2001 kam Helmer zum SVM zurück und wurde als Hoffnungsträger sofort Kapitän. 2002 übernahm er als Spielertrainer das Amt als Chefcoach, Frank Faltin war Co-Trainer. Trotz großer finanzieller Sorgen wurde das Ziel Aufstieg ausgegeben. Aber Meppen landete auf Platz acht. Nach nur drei Spielen der Saison 2003/04 wurde Helmer von Jens Friedemann abgelöst, blieb aber als Spieler. „Ich kann das trennen und gebe auf dem Platz 100 Prozent“, kündigte Helmer an und hielt Wort.


2005 nahm Helmer seinen Abschied. Im letzten Punktspiel gegen den BV Cloppenburg (2:1) drehte er vor 2300 Zuschauern nach der Auswechslung eine Ehrenrunde. „Als die Leute auf den Tribünen aufstanden und applaudierten, bekam ich eine Riesen-Gänsehaut", bekannte er. Für den SVM absolvierte er 342 Punktspiele. Mehr schafften nur Bernd Deters (524), Robert Thoben (474), Josef Menke (460), Hubert Hüring (451), Eckhard Vorholt (369) und Gerd Sand (358).
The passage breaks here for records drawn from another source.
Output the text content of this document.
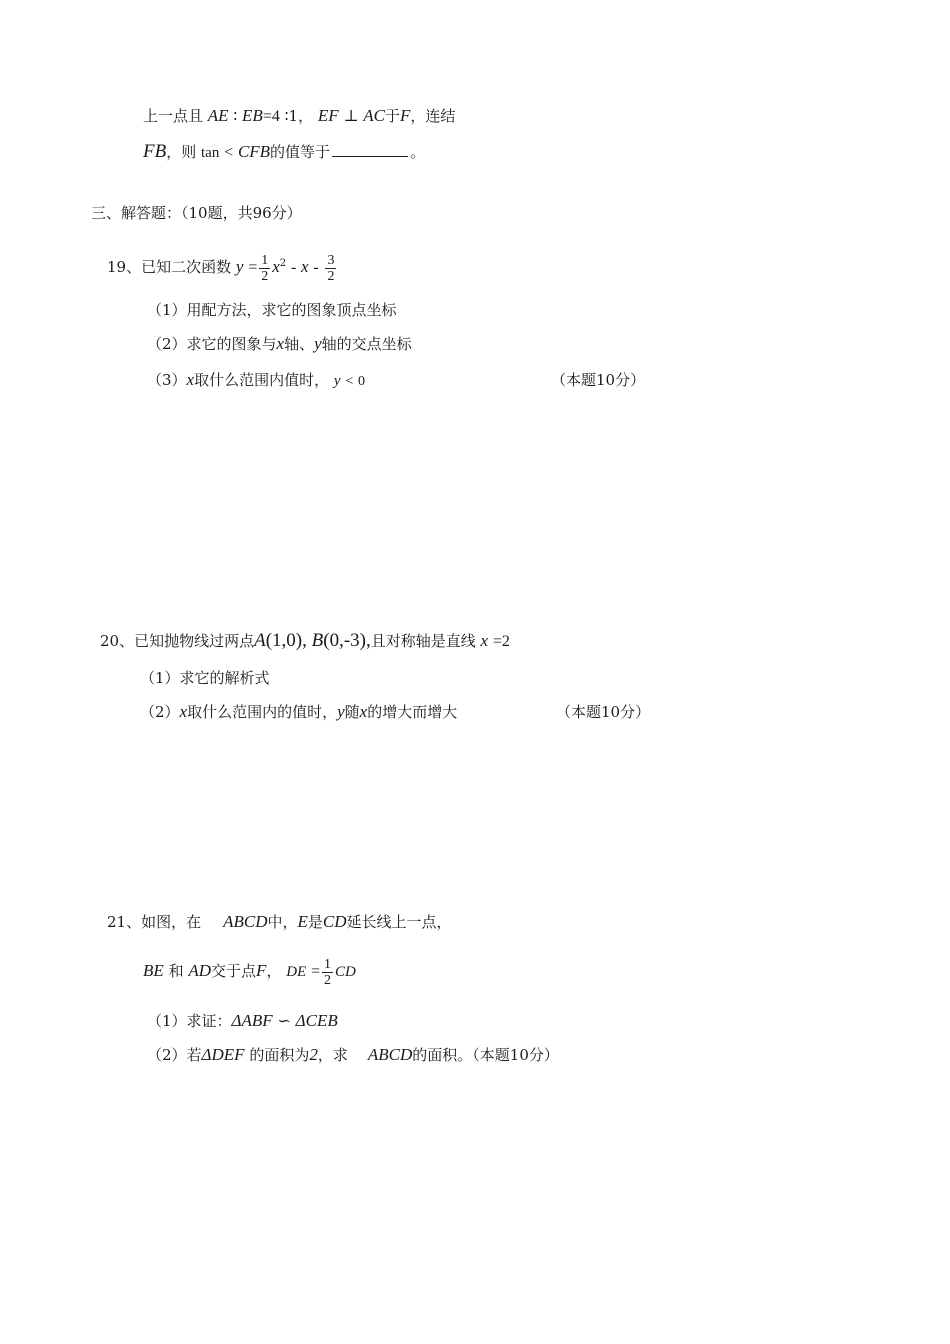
上一点且 AE ∶ EB=4 ∶1， EF ⊥ AC于F，连结
FB，则 tan < CFB的值等于	。
三、解答题：（10题，共96分）
19、已知二次函数 $y = \frac{1}{2} x^2 - x - \frac{3}{2}$
（1）用配方法，求它的图象顶点坐标
（2）求它的图象与x轴、y轴的交点坐标
（3）x取什么范围内值时， y < 0	（本题10分）
20、已知抛物线过两点A(1,0), B(0,-3),且对称轴是直线 x =2
（1）求它的解析式
（2）x取什么范围内的值时，y随x的增大而增大	（本题10分）
21、如图，在 ABCD中，E是CD延长线上一点，
BE 和 AD交于点F， DE = $\frac{1}{2}$ CD
（1）求证：ΔABF ∽ ΔCEB
（2）若ΔDEF 的面积为2，求 ABCD的面积。（本题10分）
Helmer spielte noch für den FC Schüttorf 09. Dort sowie beim SV Holthausen Biene, beim SV Dalum und beim VfL Herzlake war er Trainer. Heute ist er noch für die Meppener Traditionself im Einsatz. „Da kommen gute Jungs zusammen, man hat gute Gespräche.“ Im Stadion schaut sich Helmer gelegentlich ein Spiel der ersten Mannschaft an und verweist auf seine gute Erfolgsquote.